Nur ein wenig Nylonstoff und einige Schnüre halten den Piloten beim Gleitschirmfliegen. Günstige Thermiken können ihn trotzdem Kilometerweit tragen: Der aktuelle Weltrekord beim Streckenfliegen liegt bei über 400 Kilometern. Für Fluganfänger kommt es allerdings darauf an, als erstes ihre Angst zu überwinden.

Von Mirko Heinemann | 21.10.2007
    Seltsame Gedanken gehen einem durch den Kopf, wenn man oben am Berg steht. Ich habe gar kein Testament gemacht, durchfährt es mich. Und dann: Ich könnte einfach abbrechen und wieder mit der Seilbahn hinunterfahren. Das halte ich gerade für die beste Idee meines Lebens. Nur bin ich mit rund fünfzig Leinen und mehreren Gurten an einem riesigen Nylonschirm befestigt.

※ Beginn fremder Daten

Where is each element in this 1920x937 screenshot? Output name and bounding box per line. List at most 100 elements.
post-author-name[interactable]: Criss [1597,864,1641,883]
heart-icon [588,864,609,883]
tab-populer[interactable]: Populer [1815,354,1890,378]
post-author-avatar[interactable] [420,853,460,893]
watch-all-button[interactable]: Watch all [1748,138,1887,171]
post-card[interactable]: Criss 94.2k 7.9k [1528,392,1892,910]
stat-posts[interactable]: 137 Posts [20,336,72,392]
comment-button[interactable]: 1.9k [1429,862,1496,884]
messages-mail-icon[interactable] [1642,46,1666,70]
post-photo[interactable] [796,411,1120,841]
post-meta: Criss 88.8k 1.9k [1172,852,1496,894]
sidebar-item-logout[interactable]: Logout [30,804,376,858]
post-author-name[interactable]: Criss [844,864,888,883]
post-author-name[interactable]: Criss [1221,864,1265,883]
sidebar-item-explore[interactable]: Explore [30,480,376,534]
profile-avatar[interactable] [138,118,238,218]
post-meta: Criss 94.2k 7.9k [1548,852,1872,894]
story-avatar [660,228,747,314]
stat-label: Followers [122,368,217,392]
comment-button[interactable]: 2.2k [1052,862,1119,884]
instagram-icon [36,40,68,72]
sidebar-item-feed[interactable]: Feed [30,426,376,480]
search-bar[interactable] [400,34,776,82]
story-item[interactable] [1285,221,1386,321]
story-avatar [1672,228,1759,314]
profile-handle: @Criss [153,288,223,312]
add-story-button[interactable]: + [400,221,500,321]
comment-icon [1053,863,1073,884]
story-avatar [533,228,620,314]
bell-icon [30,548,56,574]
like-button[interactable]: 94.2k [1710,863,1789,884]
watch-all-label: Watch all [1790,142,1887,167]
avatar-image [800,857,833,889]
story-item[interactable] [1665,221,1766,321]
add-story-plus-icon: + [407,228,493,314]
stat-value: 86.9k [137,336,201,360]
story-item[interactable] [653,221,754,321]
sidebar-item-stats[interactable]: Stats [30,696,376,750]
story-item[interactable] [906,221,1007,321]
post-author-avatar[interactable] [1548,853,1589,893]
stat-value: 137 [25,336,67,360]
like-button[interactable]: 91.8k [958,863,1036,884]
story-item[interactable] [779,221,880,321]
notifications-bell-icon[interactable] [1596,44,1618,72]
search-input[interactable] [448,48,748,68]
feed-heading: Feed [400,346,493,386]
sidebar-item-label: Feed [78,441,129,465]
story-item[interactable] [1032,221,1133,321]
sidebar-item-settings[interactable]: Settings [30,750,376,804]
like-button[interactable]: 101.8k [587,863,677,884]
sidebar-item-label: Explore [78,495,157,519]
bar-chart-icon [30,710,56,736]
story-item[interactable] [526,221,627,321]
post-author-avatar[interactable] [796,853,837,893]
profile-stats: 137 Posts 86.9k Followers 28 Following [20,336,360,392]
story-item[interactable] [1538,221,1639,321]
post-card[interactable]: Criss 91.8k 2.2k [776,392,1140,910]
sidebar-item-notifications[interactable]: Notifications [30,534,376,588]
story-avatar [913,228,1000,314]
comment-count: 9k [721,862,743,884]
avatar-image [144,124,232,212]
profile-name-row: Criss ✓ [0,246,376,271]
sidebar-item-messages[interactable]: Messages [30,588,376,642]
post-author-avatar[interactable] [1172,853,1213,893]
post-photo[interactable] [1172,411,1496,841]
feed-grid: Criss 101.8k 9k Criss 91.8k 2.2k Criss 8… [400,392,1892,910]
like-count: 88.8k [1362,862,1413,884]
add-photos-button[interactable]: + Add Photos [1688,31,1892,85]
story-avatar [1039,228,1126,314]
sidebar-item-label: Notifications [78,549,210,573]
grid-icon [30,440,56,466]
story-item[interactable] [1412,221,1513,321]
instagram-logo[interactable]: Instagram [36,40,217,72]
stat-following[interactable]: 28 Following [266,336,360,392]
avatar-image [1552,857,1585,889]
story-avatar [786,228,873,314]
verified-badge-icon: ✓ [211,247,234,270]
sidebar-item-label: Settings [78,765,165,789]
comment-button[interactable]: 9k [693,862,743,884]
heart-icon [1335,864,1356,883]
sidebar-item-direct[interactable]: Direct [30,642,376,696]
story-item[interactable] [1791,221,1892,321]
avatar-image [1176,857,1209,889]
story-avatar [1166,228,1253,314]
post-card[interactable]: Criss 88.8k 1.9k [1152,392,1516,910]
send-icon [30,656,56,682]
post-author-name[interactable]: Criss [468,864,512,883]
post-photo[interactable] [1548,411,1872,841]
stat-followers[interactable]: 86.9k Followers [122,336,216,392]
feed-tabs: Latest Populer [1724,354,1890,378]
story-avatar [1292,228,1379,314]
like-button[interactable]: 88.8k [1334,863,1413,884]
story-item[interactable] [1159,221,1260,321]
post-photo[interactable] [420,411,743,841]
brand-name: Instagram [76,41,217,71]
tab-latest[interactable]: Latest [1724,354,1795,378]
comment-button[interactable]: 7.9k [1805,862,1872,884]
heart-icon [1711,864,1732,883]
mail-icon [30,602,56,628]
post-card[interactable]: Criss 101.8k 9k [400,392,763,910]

    "Michel, der Erste ist draußen, der Jochen mit dem Bright, rot-grau. Leicht angebremst fliegen, Jochen, ganz leicht."

    Zu allem Überfluss steht hinter mir Fluglehrer Andi und tut, als sei das völlig normal: Dass man wie eine Fledermaus mit nichts als einem Fetzen Stoff über 500 Meter tief ins Oberstdorfer Tal springen soll, als wäre das ein Sonntagsspaziergang. Tief unten glitzern winzige Autos in der Sonne und bewegen sich im Schneckentempo über gewundene Sträßchen. In wenigen Minuten soll ich mit meinem Gleitschirm dort hinunter schweben. Es ist mein erster Höhenflug, mein erster Flug von einem richtigen Berg.

    "Wenn ihr hier startet und das Gelände so anschaut - wie weit müsst ihr laufen, bis ihr in der Luft seid?"

    "Bis an die Kante vor."
    "Mit Sicherheit. Wenn es nicht noch weiter ins Steile dann geht, weil: Das Gelände ist absolut flach hier. Ein paar Unebenheiten sind drin, das muss ich mit einplanen. Wenn das Gelände steil ist, hebe ich früher ab, aber in dem Fall muss ich doch bis davor an die Kante laufen."

    Ich muss daran denken, dass es vielleicht die letzte menschliche Stimme ist, die ich hören werde. Der Himmel über den Bergen erscheint plötzlich besonders blau, die Wolken so weiß. Das Leben ist doch zu schön, um es einfach wegzuwerfen.
    Andi winkt. Zum finalen Abschied? Nein, ich soll den Startcheck machen: Soll nachsehen, ob keine Knoten in den Leinen sind und die Karabiner verschlossen. Ganz schön viele Fehler, die da passieren können! Jetzt reicht es, sage ich mir. Ich habe diesen Kurs bezahlt, also springe ich hier auch runter. Das wirkt.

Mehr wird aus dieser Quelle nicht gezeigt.